Exploit-Strukturen sind klar strukturiert und hierarchisch aufgebaut. Sie folgen meist der funktionalen Ordnung und sind Top-down organisiert. Rollen und Aufgaben lassen sich eindeutig zuordnen und ermöglichen damit ein hohes Mass an Effizienz, Standardisierung und vor allem Stabilität. Diese Strukturen finden wir in vielen grossen Konzernen (siehe Abbildung 1).

Explore-Strukturen hingegen setzen die Basis für diskontinuierliche Innovation und entscheidende Veränderung. Sie fördern im Wesentlichen die Explore-Fähigkeiten des Unternehmens, d.h. die Fähigkeit, Neues zu entdecken und zu erschaffen. Explore-Strukturen sind auf Flexibilität und Anpassungfähigkeit ausgelegt.

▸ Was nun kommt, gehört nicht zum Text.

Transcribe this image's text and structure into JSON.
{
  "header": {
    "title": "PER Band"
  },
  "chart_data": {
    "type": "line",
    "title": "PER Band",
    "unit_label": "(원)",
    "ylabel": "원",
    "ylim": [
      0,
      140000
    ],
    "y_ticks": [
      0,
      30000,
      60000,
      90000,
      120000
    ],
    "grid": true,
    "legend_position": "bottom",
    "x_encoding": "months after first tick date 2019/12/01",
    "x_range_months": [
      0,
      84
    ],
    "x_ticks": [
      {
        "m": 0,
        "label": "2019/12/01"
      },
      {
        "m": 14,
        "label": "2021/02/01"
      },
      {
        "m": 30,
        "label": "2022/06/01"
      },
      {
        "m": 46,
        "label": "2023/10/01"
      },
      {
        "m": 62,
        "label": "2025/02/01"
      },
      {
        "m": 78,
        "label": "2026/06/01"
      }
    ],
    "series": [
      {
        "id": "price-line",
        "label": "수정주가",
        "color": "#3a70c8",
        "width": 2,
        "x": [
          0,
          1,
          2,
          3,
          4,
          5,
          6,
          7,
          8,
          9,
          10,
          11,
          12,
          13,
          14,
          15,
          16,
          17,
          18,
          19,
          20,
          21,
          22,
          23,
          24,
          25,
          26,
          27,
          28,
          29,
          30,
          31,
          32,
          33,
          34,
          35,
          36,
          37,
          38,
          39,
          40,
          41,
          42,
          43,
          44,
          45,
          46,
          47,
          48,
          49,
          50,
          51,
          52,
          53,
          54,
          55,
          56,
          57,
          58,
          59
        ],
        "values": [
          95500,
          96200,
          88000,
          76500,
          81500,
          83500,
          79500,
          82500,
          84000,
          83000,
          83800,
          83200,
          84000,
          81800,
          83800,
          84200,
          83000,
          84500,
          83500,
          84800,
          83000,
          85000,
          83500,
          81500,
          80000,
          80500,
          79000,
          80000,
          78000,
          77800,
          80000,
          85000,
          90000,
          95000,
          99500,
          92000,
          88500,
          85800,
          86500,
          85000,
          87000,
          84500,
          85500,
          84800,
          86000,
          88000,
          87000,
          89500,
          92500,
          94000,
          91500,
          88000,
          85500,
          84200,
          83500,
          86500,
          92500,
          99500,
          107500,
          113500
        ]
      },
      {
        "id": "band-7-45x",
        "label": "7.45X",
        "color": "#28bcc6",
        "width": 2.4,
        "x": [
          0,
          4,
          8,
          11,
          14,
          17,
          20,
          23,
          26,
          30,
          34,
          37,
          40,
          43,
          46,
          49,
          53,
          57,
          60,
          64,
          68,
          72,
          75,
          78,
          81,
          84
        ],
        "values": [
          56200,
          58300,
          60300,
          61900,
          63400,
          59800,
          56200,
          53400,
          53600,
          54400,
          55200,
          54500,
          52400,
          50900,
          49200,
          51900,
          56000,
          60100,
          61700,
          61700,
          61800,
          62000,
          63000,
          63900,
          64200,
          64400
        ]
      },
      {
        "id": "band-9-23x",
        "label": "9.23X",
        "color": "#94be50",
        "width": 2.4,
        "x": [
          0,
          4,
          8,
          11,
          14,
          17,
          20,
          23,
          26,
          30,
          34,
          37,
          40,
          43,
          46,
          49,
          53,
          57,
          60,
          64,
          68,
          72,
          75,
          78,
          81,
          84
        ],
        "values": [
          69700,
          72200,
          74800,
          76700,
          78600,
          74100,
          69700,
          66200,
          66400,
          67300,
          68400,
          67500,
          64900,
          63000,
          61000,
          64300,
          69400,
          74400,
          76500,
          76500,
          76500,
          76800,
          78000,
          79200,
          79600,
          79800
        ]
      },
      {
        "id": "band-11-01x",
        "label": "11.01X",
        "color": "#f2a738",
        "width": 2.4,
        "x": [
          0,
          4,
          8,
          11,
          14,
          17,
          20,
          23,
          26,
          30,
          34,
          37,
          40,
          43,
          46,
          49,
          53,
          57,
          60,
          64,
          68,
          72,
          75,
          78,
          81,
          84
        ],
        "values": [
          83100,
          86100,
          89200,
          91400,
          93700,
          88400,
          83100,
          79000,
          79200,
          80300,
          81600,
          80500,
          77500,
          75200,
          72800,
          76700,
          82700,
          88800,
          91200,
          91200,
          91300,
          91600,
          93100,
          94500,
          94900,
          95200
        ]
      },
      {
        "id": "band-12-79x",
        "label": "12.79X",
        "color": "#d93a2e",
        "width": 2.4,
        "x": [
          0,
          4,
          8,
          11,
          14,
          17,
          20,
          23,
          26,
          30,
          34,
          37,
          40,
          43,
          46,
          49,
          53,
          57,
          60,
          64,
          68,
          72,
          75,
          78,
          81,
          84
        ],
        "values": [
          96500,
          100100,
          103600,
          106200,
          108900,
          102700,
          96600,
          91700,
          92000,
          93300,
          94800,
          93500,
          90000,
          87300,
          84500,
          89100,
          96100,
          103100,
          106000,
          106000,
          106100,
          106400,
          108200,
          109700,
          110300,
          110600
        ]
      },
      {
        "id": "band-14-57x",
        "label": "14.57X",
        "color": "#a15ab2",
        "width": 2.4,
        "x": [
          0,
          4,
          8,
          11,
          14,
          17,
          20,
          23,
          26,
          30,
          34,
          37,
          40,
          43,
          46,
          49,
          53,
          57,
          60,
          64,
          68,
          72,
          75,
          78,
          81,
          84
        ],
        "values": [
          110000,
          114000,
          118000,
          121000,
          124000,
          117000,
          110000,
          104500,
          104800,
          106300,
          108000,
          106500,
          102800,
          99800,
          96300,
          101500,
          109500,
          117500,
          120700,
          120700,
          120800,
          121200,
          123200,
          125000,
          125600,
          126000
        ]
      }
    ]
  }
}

Diese Strukturen schaffen Freiräume für Experimente, Kreativität und Teamwork. Durch wenig standardisierte Prozesse sind Neukombinationen und neuartige Wechselwirkungen möglich. Neuartiges Handeln der Beteiligten zieht wiederum neuartige Reaktionen anderer nach sich und öffnet den Raum für neue Lösungen. In diesem Umfeld kann disruptive Innovation entstehen. Kleine Unternehmen, die nicht über die Ressourcenausstattung der Konzerne verfügen, sind wesentlich von ihrer Flexibilität, Geschwindigkeit und bahnbrechenden Neuigkeiten abhängig, daher greifen diese meist auf flexible und adaptive Strukturen zurück. 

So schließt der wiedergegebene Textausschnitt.